MARVELS-1: A Face-on Double-lined Binary Star Masquerading as a Resonant Planetary System and Consideration of Rare False Positives in Radial Velocity Planet Searches

Wright, Jason T.; Roy, Arpita; Mahadevan, Suvrath; Wang, Sharon X.; Ford, Eric B.; Payne, Matt; Lee, Brian L.; Wang, Ji; Crepp, Justin R.; Gaudi, B. Scott; Eastman, Jason; Pepper, Joshua; Ge, Jian; Fleming, Scott W.; Ghezzi, Luan; González-Hernández, J. I.; Cargile, Phillip; Stassun, Keivan G.; Wisniewski, John; Dutra-Ferreira, Leticia; Porto de Mello, Gustavo F.; Maia, Márcio A. G.; Nicolaci da Costa, Luiz; Ogando, Ricardo L. C.; Santiago, Basilio X.; Schneider, Donald P.; Hearty, Fred R.
Referencia bibliográfica

The Astrophysical Journal, Volume 770, Issue 2, article id. 119, 21 pp. (2013).

Fecha de publicación:
6
2013
Número de autores
27
Número de autores del IAC
1
Número de citas
28
Número de citas referidas
24
Descripción
We have analyzed new and previously published radial velocity (RV) observations of MARVELS-1, known to have an ostensibly substellar companion in a ~6 day orbit. We find significant (~100 m s–1) residuals to the best-fit model for the companion, and these residuals are naïvely consistent with an interior giant planet with a P = 1.965 days in a nearly perfect 3:1 period commensurability (|Pb /Pc – 3| < 10–4). We have performed several tests for the reality of such a companion, including a dynamical analysis, a search for photometric variability, and a hunt for contaminating stellar spectra.
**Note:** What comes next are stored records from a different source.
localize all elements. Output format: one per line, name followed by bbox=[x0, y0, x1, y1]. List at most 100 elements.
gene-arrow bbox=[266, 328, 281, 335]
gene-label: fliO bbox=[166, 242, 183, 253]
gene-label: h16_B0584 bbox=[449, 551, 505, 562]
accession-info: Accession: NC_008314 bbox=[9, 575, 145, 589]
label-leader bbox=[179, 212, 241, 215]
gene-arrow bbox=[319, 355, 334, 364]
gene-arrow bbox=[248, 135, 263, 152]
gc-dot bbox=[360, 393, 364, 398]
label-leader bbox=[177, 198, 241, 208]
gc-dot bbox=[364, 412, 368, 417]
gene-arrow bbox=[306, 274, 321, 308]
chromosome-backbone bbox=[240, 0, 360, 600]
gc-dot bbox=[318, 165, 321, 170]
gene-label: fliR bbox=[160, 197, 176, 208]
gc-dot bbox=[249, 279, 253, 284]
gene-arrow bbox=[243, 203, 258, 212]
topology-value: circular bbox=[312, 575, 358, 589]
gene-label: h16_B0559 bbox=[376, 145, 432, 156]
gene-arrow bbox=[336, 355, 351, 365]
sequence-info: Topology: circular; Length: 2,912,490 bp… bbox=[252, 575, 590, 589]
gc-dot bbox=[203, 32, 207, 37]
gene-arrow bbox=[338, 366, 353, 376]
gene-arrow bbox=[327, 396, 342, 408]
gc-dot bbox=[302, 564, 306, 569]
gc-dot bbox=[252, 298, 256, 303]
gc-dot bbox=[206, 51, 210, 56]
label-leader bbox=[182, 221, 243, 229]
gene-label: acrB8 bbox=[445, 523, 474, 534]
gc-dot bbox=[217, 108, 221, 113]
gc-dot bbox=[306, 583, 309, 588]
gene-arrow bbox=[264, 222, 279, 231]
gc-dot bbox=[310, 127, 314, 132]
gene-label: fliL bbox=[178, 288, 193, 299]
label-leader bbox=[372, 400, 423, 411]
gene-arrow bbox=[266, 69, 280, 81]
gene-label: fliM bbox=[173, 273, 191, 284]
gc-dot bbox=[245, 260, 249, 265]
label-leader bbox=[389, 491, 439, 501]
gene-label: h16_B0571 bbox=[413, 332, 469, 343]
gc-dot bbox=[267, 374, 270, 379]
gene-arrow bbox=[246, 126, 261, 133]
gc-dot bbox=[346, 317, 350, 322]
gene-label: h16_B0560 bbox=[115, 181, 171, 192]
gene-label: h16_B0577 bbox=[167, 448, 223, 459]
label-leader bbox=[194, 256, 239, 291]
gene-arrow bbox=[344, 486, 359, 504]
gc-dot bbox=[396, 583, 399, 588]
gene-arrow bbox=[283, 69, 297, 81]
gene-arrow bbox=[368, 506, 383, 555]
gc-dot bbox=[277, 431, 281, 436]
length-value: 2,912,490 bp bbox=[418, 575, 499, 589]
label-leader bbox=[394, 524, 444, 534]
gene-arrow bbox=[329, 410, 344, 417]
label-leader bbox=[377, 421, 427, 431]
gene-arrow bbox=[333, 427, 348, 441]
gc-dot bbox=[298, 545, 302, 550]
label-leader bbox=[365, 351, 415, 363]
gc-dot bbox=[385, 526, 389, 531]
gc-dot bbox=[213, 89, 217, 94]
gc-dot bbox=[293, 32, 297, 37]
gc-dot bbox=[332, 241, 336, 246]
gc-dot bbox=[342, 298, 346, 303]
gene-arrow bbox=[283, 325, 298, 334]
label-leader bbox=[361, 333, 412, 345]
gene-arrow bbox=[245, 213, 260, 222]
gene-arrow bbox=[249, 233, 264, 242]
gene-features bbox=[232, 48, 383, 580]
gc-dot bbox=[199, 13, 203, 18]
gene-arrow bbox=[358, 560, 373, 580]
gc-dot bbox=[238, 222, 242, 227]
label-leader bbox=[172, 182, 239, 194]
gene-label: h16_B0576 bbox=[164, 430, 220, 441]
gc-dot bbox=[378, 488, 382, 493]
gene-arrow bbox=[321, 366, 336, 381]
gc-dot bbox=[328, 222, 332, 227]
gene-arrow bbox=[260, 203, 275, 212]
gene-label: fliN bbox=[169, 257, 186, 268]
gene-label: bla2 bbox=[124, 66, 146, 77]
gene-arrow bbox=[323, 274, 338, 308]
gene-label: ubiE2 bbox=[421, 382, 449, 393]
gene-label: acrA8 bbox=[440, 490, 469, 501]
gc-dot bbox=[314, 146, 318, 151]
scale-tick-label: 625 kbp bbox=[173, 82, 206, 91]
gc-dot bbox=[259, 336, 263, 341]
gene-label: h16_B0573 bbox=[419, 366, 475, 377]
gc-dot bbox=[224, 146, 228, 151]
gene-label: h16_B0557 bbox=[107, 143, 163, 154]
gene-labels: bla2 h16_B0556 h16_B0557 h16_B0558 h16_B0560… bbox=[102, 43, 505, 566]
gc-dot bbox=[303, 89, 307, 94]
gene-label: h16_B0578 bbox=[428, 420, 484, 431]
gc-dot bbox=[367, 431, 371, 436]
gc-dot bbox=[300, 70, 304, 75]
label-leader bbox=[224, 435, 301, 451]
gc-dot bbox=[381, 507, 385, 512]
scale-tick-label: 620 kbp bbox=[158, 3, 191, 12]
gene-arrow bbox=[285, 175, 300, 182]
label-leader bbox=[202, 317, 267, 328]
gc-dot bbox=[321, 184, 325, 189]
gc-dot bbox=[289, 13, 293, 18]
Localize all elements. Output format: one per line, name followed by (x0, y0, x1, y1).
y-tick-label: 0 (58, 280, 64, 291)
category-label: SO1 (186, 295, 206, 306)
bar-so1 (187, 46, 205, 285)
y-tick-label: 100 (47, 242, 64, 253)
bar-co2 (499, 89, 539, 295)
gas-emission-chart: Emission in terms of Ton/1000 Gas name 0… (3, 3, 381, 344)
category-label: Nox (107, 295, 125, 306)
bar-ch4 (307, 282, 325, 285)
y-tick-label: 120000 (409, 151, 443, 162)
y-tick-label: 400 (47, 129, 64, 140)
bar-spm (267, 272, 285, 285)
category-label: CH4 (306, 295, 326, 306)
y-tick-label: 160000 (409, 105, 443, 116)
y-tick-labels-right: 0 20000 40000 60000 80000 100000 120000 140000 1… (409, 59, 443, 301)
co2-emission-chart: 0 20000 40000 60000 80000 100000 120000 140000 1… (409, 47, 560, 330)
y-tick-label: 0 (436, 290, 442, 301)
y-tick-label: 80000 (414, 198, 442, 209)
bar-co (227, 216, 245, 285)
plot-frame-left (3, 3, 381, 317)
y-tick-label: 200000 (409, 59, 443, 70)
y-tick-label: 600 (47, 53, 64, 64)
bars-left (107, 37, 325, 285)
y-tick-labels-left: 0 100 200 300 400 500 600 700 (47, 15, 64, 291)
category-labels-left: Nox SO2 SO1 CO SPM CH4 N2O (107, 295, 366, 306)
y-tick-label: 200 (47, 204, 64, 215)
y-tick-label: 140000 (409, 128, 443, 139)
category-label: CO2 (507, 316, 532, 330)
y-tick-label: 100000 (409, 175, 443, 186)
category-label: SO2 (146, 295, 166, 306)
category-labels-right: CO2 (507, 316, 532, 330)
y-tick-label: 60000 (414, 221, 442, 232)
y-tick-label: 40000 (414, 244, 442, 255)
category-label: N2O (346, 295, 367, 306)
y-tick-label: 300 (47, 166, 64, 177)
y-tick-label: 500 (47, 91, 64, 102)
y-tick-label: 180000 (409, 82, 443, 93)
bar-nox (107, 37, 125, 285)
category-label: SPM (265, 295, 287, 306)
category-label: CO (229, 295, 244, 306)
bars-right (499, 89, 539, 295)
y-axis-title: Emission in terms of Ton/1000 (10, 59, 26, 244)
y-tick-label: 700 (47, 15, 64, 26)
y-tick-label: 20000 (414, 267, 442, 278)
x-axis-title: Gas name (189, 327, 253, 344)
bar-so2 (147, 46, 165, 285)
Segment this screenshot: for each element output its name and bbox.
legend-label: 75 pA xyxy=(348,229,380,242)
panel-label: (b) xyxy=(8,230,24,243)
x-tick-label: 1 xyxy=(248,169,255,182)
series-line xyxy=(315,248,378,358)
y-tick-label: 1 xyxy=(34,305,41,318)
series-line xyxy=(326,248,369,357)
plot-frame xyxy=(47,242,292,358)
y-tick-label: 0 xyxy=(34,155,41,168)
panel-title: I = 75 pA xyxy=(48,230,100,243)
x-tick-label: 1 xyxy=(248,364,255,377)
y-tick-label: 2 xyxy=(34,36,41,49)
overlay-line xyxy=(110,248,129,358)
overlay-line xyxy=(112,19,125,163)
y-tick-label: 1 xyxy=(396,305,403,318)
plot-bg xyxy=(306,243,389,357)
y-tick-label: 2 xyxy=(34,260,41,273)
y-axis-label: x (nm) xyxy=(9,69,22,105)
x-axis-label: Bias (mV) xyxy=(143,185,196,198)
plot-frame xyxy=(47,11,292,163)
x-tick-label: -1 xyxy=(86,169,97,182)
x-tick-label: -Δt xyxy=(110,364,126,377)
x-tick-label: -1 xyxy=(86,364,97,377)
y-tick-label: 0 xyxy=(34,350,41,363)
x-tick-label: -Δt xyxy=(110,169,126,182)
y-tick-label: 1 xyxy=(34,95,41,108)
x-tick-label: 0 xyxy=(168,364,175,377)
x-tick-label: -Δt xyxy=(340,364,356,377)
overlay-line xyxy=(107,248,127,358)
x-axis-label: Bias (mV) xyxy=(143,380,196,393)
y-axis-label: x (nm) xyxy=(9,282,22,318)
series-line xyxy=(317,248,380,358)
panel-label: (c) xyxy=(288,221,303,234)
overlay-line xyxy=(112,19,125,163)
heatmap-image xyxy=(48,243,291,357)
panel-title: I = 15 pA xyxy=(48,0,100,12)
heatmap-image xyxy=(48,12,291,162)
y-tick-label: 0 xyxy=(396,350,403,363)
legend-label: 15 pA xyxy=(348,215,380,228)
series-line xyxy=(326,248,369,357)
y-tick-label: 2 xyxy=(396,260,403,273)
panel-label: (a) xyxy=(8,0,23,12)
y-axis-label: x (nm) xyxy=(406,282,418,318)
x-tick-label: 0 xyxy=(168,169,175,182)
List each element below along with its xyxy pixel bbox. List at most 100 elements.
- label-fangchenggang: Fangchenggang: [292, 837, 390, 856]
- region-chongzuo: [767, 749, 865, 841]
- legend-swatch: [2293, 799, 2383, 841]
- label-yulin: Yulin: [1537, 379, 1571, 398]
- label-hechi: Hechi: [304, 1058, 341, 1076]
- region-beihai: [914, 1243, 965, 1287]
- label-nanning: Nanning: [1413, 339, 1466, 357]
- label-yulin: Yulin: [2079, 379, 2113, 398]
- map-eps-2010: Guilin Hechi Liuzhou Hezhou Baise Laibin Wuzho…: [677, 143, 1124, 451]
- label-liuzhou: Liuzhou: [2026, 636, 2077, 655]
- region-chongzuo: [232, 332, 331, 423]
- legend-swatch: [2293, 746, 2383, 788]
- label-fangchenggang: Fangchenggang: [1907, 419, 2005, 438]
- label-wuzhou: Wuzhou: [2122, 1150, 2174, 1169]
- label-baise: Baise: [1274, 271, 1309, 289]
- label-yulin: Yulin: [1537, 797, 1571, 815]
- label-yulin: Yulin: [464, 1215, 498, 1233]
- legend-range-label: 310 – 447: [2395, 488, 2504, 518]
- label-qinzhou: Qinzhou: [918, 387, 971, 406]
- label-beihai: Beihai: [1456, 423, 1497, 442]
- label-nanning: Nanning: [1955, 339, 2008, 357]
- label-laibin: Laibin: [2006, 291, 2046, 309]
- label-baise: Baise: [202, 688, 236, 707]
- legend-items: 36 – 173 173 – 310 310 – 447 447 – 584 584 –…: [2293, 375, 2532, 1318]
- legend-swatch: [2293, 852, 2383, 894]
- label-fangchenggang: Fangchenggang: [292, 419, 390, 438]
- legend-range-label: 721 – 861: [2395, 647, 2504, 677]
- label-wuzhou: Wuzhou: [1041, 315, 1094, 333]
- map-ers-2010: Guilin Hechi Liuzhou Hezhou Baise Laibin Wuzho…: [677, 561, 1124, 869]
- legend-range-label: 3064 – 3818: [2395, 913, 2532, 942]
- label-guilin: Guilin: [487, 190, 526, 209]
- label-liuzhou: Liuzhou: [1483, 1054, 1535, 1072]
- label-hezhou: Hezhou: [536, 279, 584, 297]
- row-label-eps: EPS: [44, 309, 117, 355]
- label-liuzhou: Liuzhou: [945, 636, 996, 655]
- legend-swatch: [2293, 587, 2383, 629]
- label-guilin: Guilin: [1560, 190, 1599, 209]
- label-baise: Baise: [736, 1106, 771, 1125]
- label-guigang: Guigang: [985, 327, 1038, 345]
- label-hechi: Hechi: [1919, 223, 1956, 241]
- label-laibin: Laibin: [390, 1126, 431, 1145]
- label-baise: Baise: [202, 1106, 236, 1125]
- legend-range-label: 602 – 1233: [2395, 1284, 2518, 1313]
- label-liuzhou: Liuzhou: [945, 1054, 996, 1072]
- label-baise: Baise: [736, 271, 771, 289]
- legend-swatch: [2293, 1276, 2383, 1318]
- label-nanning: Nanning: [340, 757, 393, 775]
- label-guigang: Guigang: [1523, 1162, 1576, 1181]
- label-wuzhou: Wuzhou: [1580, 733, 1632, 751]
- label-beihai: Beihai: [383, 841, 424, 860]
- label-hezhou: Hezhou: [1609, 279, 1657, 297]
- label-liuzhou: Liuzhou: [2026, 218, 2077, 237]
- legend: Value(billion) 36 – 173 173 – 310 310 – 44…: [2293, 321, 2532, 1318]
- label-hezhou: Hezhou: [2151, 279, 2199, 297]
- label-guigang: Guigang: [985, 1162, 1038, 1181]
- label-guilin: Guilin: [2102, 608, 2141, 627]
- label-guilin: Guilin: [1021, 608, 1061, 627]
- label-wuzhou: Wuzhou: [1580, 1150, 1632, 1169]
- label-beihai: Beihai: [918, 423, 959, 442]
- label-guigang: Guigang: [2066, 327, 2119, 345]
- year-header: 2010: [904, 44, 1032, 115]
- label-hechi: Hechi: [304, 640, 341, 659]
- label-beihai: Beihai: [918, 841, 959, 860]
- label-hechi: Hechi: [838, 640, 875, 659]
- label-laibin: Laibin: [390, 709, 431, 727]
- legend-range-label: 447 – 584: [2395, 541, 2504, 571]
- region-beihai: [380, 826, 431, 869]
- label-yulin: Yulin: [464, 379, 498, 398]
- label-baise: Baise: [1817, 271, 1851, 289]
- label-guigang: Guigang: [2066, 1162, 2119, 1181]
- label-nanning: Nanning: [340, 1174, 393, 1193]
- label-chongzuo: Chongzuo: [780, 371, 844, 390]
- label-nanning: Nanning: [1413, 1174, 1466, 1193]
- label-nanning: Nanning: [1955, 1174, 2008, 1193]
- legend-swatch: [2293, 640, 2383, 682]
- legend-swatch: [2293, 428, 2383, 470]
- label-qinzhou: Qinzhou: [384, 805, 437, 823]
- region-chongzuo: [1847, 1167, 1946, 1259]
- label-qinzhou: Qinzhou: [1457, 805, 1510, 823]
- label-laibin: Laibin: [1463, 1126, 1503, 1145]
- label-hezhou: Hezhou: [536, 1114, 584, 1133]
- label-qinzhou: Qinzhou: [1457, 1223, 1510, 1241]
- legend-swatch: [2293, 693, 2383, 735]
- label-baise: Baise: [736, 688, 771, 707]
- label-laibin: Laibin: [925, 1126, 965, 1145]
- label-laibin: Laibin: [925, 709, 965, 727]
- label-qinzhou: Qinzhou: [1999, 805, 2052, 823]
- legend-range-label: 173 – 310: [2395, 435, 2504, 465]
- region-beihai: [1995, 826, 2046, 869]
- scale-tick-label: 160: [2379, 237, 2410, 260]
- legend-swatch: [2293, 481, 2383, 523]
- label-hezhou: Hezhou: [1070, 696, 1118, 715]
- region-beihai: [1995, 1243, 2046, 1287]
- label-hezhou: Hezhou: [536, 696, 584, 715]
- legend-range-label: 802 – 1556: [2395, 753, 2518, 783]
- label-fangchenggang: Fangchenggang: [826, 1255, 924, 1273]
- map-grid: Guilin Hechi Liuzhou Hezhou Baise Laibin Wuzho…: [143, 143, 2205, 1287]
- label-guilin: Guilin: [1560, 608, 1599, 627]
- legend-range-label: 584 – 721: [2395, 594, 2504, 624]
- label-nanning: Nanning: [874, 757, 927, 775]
We find many reasons to be critical of a planetary interpretation, including the fact that most of the three-body dynamical solutions are unstable. We find no evidence for transits, and no evidence of stellar photometric variability. We have discovered two apparent companions to MARVELS-1 with adaptive optics imaging at Keck; both are M dwarfs, one is likely bound, and the other is likely a foreground object. We explore false-alarm scenarios inspired by various curiosities in the data. Ultimately, a line profile and bisector analysis lead us to conclude that the ~100 m s–1 residuals are an artifact of spectral contamination from a stellar companion contributing ~15%-30% of the optical light in the system. We conclude that origin of this contamination is the previously detected RV companion to MARVELS-1, which is not, as previously reported, a brown dwarf, but in fact a G dwarf in a face-on orbit.